St. Catherine of Alexandria, Virgin and Martyr whose feast day is November 25th. She is the patroness of philosophers and preachers.  Her biography is more legend than fact and comes mainly from the Golden Legend.

St. Catherine is believed to have been born in Alexandria of a noble family. Converted to Christianity through a vision, she denounced Maxentius for persecuting Christians. Fifty of her converts were then burned to death by Maxentius.

Maxentius offered Catherine a royal marriage if she would deny the Faith. Her refusal landed her in prison. While in prison, and while Maxentius was away, Catherine converted Maxentius' wife and two hundred of his soldiers. He had them all put to death.

Catherine was likewise condemned to death. She was put on a spiked wheel, and when the wheel broke, she was beheaded. She is venerated as the patroness of philosophers and preachers. St. Catherine's was one of the voices heard by St. Joan of Arc.  (Adapted from Catholic Online Saints Index.

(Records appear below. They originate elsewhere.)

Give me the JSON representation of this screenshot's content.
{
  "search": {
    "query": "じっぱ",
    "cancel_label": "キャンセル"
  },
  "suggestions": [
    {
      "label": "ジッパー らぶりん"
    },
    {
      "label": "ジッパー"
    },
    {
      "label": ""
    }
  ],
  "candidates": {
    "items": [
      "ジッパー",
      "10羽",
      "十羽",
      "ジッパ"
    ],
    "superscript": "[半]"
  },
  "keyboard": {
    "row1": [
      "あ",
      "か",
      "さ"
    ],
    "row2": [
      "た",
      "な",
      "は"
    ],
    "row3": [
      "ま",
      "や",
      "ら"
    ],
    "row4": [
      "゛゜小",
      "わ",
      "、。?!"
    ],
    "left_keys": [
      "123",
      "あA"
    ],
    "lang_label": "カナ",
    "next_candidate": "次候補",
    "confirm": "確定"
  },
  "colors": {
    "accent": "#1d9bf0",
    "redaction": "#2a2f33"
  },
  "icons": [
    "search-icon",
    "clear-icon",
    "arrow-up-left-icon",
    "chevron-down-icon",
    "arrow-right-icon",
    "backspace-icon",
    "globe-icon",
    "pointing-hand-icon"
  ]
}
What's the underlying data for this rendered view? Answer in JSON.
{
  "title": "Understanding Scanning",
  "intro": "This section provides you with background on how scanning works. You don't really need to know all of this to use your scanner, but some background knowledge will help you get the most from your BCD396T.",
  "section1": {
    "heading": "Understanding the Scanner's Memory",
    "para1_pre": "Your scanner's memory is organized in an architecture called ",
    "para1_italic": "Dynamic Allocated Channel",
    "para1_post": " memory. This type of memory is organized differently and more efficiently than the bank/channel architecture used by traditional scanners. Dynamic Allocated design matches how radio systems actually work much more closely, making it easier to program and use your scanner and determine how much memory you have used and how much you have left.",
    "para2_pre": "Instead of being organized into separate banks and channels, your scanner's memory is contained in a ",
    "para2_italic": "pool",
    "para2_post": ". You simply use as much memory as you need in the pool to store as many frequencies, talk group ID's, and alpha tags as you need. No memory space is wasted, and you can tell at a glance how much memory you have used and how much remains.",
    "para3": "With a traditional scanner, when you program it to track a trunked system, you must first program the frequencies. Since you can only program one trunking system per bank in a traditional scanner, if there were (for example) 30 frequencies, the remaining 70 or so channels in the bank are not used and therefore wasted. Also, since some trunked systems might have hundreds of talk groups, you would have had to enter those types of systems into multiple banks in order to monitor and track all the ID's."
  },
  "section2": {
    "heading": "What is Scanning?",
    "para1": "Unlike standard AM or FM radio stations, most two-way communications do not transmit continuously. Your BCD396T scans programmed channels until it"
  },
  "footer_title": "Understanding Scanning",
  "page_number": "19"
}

For more information see links below.    


Almost all of the names of saints of the Beira and the Minho regions are of Eastern origin.  There are many other saints in the Catholic hagiologies that are from Rome or the surrounding area, but they are not popular in this region.  There are several Catarinas on the Christian lists, but the Catarina of the villages of Portugal is from Alexandria (d.307 CE).   

In Europe, south of the Pyrenees, they made her “advocate of single girls” and of seamstresses.  In Portuguese popular culture she is (or was) “protector against tyrants” or one who fought “against the arbitrary power of kings.”  This was a noble function for a woman.   

In erudite circles she was patroness of philosophers and intellectuals.  According to the author of the Golden Legend, her name signifies “total destruction” of enemies (from the Hebrew Qatar, “split from top to bottom”); she is shown with a wheel of knives, the instrument of her torture, and a crowned head at her feet, as if she had decapitated a king.   

She is at the same time a symbol of the resistance of the Alexandrian Christians against the Eastern Roman Empire and of the struggle against the philosophy of the school of Alexandria.  According to her myth, she defeated the arguments of fifty philosophers of the best school of her time, converted them to Christianity, and because of this, was killed on the Emperor’s orders, despite her aristocratic origin.  From the wounds of her martyred body gushed forth blood and milk.  Then the angels carried her to Mount Sinai.   

She was highly venerated among the Portuguese aristocratic class of the Renaissance (she was patron saint for John III), who mustn’t have known why the common people venerated her too.  It is highly possible that, from the point of view of that class, the philosopher saint who defeated the arguments of the Neoplatonists of Alexandria was a remedy against the humanist and liberating ideas of the period.  Afonso de Albuquerque made her patron saint of India, “that she would protect us from the heights of Mount Sinai.”   

She was also popular in the seventeenth century because she could be a remedy against liberal ideas.  Padre Antonio Vieira dedicated two sermons to her, in one of which he says that she defeated “fifty men, more than the Horaces, but she didn’t divide them to beat them; she convinced them and confused them all, so clearly that there was not one among them who dared to answer her.  They started as philosophers but ended up as the theologians (because the saint had converted them).  The fifty were not chosen by her, but by the Emperor, so she could have defeated five thousand.”